Agora, trava-se a briga entre os credores e os acionistas da empresa.
O maior escândalo da história do mercado de capitais brasileiro mostrou as seguintes vulnerabilidades.
1. O papel das empresas de auditoria.
Essas empresas são essenciais como avalistas da empresa junto aos acionistas. Mas quem as contrata são os controladores da empresa, que indicam os executivos. Por isso mesmo, tende a haver um clima de cumplicidade quando os acionistas controladores montam um golpe associado aos executivos. Não se pode perder de vista que a PcW teve papel essencial na operação em que a 3G assumiu o controle da Eletrobras.
2. Os conselhos de administração.
Cabe ao conselho representar os acionistas majoritários e minoritários nas empresas de capital aberto.

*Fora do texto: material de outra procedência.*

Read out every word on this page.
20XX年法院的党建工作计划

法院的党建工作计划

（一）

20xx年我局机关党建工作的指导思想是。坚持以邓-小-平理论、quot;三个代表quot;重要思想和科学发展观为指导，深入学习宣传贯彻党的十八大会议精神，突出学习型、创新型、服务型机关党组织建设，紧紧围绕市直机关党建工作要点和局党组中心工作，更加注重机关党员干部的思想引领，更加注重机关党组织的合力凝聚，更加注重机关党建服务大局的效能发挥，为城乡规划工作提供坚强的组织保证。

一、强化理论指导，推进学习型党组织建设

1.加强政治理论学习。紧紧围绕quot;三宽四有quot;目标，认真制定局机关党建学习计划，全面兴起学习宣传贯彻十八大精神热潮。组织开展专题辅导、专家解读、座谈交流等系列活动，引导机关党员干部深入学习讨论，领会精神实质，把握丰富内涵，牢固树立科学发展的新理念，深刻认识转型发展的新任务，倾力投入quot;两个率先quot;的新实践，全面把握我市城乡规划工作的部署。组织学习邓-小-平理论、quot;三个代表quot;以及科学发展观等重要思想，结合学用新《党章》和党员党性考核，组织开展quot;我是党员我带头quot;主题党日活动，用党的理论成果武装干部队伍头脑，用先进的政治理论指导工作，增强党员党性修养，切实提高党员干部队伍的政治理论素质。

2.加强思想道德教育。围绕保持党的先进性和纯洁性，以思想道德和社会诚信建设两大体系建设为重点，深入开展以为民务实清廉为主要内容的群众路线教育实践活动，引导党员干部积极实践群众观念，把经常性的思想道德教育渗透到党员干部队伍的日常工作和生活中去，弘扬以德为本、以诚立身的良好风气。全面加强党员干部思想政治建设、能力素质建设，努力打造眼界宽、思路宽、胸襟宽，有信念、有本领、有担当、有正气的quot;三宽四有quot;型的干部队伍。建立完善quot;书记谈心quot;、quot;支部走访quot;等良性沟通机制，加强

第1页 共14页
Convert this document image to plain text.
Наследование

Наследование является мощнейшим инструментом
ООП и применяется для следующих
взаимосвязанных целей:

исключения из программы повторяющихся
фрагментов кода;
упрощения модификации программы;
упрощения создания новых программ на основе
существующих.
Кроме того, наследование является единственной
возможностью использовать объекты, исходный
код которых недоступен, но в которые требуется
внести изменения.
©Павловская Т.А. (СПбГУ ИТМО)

Mas há um vício recorrente, de conselheiros profissionais, selecionados por empresários inescrupulosos para fechar os olhos às suas manobras.
3. A Comissão de Valores Mobiliários
Caberia à CVM a fiscalização do mercado, a supervisão dos conselhos de administração e a idoneidade das empresas de auditoria. Mas há anos a agência foi capturada pelo mercado, no processo de porta giratória – o conselheiro que usa o órgão como trampolim para um futuro emprego no setor privado.
4. O papel dos bancos credores.
Os bancos têm bons sistemas de informação e trocam informações entre si.. O aumento da exposição das Americanas se deve a uma ampla financeirização do sistema de crédito, similar ao que levou à crise do subprime nos Estados Unidos. A empresa pega a dívida com os fornecedores e repassa para o banco. O banco, por sua vez, securitiza os contratos e revende para fundos de investimento, de pensão e fundos imobiliários. Esse modelo faz com que sejam desarmadas as regras de precaução para a concessão de empréstimos. O mico acaba morrendo com o pequeno investidor de fundos.
O Ministério Público Federal já entrou na parada, assim como a Comissão de Valores Mobiliários, o Tribunal de Contas da União e o Judiciário.
Um país sério tomaria as seguintes decisões:
1. Condenaria os beneficiários da fraude – controladores e executivos – a devolver o que ganharam, acrescido de multas e juros de mora. Seria essencial não apenas responsabilizá-los, como assegurar a capitalização da empresa, para garantir sua sobrevivência.
2. Aceitaria a recuperação judicial, impondo regras severas para colocar empregados e fornecedores como credores prioritários. E regras claras para impedir que os minoritários paguem o pato.
3. Imporia penas severas para a empresa de auditoria.
4. Definiria regras claras para o mercado de recebíveis.